Wilson: Obama online gun speech ban and 3-D printable guns linked

Cody Wilson

Cody Wilson of Defense Distributed (Photo: Outdoor Hub)

Riding the wave of recent news exposing failed TSA security checks, New York Rep. Steve Israel reintroduced legislation Tuesday to essentially ban plastic guns the lawmaker says would be easy for criminals and terrorists to carry through the nation’s airports undetected.

In a June 1 report, the Department of Homeland Security found that TSA agents failed 95 percent of tests where undercover investigators smuggled weapons through airport security screening zones. Jeh Johnson, secretary of the Transportation Security Administration said in a statement he would direct the agency to take actions to improve security measures.

Israel argued that if regular firearms could get through airport checks with such frequency, it’s only a matter of time before 3-D printed guns are used to skirt TSA security.  

“If detectable weapons can make it through security checkpoints, how can we expect to catch wrongdoers carrying undetectable plastic firearms?” Israel said in a statement. “My legislation will close a dangerous loophole and require certain major components of guns are made of metal so they can be detected.

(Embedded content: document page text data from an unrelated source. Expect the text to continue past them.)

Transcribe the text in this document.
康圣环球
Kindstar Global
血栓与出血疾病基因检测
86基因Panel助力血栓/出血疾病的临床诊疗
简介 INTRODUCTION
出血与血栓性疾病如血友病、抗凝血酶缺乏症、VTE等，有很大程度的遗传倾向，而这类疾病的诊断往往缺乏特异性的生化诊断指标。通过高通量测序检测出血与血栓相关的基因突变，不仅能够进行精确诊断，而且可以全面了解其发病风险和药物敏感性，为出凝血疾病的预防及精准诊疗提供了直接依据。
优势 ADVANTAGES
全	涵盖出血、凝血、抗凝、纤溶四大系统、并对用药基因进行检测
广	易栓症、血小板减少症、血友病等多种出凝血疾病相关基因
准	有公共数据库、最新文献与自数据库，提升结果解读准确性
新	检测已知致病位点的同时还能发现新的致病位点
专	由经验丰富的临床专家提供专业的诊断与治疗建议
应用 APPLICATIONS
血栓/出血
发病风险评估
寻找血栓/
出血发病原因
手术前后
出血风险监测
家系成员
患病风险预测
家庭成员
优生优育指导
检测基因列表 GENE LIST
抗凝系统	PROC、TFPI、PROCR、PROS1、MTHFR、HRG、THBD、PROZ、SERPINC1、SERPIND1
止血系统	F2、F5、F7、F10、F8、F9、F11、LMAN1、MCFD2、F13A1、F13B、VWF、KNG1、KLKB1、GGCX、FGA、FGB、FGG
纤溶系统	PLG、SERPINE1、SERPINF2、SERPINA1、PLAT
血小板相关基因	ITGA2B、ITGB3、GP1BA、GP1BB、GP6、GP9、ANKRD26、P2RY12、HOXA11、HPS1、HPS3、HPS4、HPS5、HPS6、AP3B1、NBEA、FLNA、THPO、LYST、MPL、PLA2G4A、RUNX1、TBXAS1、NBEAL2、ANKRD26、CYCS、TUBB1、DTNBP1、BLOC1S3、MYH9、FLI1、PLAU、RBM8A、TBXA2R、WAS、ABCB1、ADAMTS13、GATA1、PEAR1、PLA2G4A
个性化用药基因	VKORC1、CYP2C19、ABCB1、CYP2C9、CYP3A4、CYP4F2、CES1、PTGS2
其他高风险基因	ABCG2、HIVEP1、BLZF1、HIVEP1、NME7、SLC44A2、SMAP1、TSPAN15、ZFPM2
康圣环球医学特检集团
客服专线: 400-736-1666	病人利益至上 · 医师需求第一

It’s time to modernize our airport security so the American people can count on it again.”

The bill was initially introduced as the Undetectable Firearms Modernization Act two years ago and similarly seeks to update existing law passed in 1998 and renewed in 2003, before consumers had the ability to affordably 3-D print gun components.

The bill isn’t actually about protecting Americans from undetectable guns in airports, it’s about keeping people from creating their own firearms components, said Cody Wilson of Texas-based Defense Distributed.

“The text of the bill is about making sure the magazines have metal in them, making sure receivers have metal in them,” Wilson told Guns.com during a phone conversation Wednesday. “It’s a pernicious way of preventing you from manufacturing your own magazines and receivers.”

Wilson further scoffed at the bill, calling it a transparent seasonal fundraising attempt that will give the Department of Justice teeth in regulating how much metal is used in manufacturing the essential components of firearms. 

“One, we’re letting Loretta Lynch determine how to build guns and two … trying to come up with ways to prevent people from creating magazines when he (Israel) discovered that printable magazines (and printable rifle receivers) were a new thing,” Wilson said.   

Last month, alongside the Second Amendment Foundation, Wilson sued the State Department over censorship of plans his non-profit released online in May 2013 for the manufacture of its plastic handgun design, “The Liberator.”

“We get to be the spear tip on this one, but we’ve got a team that can take it all the way,” Wilson told Guns.com.     

The government has yet to respond to Wilson’s complaint, but has proposed rule changes to the International Traffic in Arms Regulations that many – like the National Rifle Association – have argued could curb free speech when it comes to publishing technical information about firearms. 

Wilson believes the revisions are related to his case.

“It looks like someone’s trying to maneuver,” Wilson said. “Its timing could not be coincidental.”

Wilson questioned the way the NRA chose to frame the debate in its email blast to members, which said the Obama administration could have the power to one day kill free speech online. 

“It’s not just a future thing. They’ve been doing it to me for two years,” Wilson said. “They’re not gonna do it. They are doing it. They’re flagrantly, in daylight, going for the formalization of the rules.